My curiosity has led me to learn a lot about mood disorders in the past year.  I've learned that there's a proposed change to the DSM to include a "mood spectrum", with unipolar depression and bipolar at each end, instead of trying to make a sharp distinction between the two.  This could have important implications for treatment of these illnesses.  More importantly,  I've learned just how problematic the current DSM (DSM-IV) is.  Turns out that starting with DSM-III, diagnoses needed to be coded for the convenience of insurance companies.  Here I was, thinking that it been carefully put together on the basis of clinical validity! 
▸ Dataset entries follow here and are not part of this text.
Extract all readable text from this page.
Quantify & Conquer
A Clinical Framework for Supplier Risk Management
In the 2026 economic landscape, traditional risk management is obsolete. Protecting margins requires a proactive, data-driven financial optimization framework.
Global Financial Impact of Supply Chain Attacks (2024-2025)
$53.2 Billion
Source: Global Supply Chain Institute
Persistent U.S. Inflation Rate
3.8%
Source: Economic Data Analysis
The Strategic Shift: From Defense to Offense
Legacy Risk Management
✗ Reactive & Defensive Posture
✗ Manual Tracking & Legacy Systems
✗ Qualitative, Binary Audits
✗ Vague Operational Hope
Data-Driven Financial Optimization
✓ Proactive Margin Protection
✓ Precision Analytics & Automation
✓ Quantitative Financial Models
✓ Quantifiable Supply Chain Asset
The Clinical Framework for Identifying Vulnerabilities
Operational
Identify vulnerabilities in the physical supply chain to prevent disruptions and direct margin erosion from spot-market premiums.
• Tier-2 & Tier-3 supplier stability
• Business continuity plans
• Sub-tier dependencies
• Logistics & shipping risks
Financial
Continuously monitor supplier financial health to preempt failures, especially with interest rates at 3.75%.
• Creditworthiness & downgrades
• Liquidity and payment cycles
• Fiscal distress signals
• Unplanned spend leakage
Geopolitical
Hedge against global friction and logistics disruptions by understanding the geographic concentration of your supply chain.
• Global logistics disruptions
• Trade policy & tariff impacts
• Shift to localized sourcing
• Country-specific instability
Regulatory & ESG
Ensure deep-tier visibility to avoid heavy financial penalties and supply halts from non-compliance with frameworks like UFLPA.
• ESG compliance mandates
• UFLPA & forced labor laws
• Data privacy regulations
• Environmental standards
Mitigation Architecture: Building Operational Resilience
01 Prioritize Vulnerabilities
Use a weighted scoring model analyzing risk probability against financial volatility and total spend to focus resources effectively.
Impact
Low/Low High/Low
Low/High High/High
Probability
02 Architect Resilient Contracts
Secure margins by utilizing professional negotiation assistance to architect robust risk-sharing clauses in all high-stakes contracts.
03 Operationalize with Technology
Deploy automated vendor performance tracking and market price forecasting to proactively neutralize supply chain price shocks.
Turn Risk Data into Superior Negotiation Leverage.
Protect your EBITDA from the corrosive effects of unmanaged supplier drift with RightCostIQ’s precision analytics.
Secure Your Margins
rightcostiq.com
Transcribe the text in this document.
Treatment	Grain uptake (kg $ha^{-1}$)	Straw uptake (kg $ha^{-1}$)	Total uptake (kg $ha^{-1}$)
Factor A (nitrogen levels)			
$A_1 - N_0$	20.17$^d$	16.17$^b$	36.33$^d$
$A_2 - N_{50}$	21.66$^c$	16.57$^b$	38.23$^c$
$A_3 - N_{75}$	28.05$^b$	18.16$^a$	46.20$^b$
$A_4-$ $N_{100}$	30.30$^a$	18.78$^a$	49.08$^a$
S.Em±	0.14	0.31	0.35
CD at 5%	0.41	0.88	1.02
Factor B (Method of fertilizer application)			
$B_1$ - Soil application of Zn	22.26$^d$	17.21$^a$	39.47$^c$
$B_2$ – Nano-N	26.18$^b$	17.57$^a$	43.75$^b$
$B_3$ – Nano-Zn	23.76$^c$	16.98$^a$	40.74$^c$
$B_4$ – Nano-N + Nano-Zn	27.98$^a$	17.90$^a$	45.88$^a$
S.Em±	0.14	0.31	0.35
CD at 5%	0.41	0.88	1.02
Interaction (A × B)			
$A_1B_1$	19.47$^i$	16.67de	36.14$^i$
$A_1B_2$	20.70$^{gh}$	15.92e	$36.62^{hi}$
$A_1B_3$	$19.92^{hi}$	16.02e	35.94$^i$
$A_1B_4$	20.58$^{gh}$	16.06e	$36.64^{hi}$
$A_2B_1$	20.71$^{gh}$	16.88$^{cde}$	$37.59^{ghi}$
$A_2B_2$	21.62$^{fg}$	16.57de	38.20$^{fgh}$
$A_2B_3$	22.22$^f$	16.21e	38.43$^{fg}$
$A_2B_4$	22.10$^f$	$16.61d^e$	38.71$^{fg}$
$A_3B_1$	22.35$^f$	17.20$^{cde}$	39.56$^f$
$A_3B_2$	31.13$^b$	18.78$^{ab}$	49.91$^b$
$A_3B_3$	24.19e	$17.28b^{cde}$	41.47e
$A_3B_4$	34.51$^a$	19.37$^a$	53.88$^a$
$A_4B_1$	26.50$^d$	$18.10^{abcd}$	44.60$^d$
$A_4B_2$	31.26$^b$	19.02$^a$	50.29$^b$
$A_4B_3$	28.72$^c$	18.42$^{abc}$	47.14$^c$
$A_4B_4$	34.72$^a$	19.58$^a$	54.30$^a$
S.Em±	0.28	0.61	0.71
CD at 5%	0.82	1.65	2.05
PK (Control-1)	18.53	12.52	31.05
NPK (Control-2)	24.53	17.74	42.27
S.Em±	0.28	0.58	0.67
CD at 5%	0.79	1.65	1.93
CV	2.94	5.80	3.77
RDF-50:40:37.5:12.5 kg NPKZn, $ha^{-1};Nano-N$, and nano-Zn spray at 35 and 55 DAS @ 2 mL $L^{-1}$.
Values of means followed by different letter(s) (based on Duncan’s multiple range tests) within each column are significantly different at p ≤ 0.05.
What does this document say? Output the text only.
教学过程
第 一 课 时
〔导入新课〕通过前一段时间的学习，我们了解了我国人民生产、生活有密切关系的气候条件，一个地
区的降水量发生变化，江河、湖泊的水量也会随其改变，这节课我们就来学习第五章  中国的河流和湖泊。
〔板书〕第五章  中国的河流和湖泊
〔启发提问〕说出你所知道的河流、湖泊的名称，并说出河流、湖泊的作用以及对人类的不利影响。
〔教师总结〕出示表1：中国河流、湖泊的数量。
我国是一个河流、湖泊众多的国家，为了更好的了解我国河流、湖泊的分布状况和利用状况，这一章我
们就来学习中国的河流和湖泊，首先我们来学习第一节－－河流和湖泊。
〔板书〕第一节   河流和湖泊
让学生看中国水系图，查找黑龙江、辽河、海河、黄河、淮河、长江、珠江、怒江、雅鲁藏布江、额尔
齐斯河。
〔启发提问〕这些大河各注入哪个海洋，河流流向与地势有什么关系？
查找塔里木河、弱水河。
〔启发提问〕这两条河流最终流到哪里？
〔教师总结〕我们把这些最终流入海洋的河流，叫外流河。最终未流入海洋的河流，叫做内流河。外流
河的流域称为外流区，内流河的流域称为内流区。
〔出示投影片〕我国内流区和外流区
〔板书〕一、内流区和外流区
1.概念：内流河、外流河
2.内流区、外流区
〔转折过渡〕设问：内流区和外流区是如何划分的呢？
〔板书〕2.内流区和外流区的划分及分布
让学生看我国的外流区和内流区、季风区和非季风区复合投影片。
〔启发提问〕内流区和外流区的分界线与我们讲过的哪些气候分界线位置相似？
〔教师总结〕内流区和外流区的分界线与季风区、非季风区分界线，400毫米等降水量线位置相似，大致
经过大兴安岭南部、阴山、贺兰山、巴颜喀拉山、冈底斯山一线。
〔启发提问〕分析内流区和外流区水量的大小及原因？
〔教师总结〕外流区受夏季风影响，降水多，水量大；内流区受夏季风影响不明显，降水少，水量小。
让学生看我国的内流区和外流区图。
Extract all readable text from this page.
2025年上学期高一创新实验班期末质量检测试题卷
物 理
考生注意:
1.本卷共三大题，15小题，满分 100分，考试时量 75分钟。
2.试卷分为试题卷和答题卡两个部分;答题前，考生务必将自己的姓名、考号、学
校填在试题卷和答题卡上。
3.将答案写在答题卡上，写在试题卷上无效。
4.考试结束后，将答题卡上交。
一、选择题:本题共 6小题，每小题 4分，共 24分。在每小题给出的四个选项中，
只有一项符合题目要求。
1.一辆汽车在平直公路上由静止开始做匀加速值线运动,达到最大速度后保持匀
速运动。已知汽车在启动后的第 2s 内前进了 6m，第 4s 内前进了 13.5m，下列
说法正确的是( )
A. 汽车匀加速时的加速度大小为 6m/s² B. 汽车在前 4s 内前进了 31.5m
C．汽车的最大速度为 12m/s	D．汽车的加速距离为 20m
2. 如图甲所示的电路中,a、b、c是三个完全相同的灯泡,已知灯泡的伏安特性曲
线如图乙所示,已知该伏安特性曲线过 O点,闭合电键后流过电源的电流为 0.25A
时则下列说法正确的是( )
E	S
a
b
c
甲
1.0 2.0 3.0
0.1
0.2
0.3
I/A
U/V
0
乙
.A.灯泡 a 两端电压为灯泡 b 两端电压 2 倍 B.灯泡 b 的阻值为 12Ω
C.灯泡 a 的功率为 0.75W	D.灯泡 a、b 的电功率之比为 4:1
Learning this validated my own experience with my mental illness.  I was trying to understand it in terms of the DSM checklist, which didn't include daily mood cycles, and didn't include delusions that aren't quite mood-congruent.  I've come to agree with John McManamy, who is in the process of writing a People's DSM.  It's based on -- get this --the actual experiences people have with their illnesses.  Truly radical.  Thanks to my curiosity, I sought out information that has made me empowered to define my own experience with my illness

Last but not least, my curiosity led me to ask the question, do psychotic people really make foil hats?  The answer is no.  And that brings me back to my sense of humor.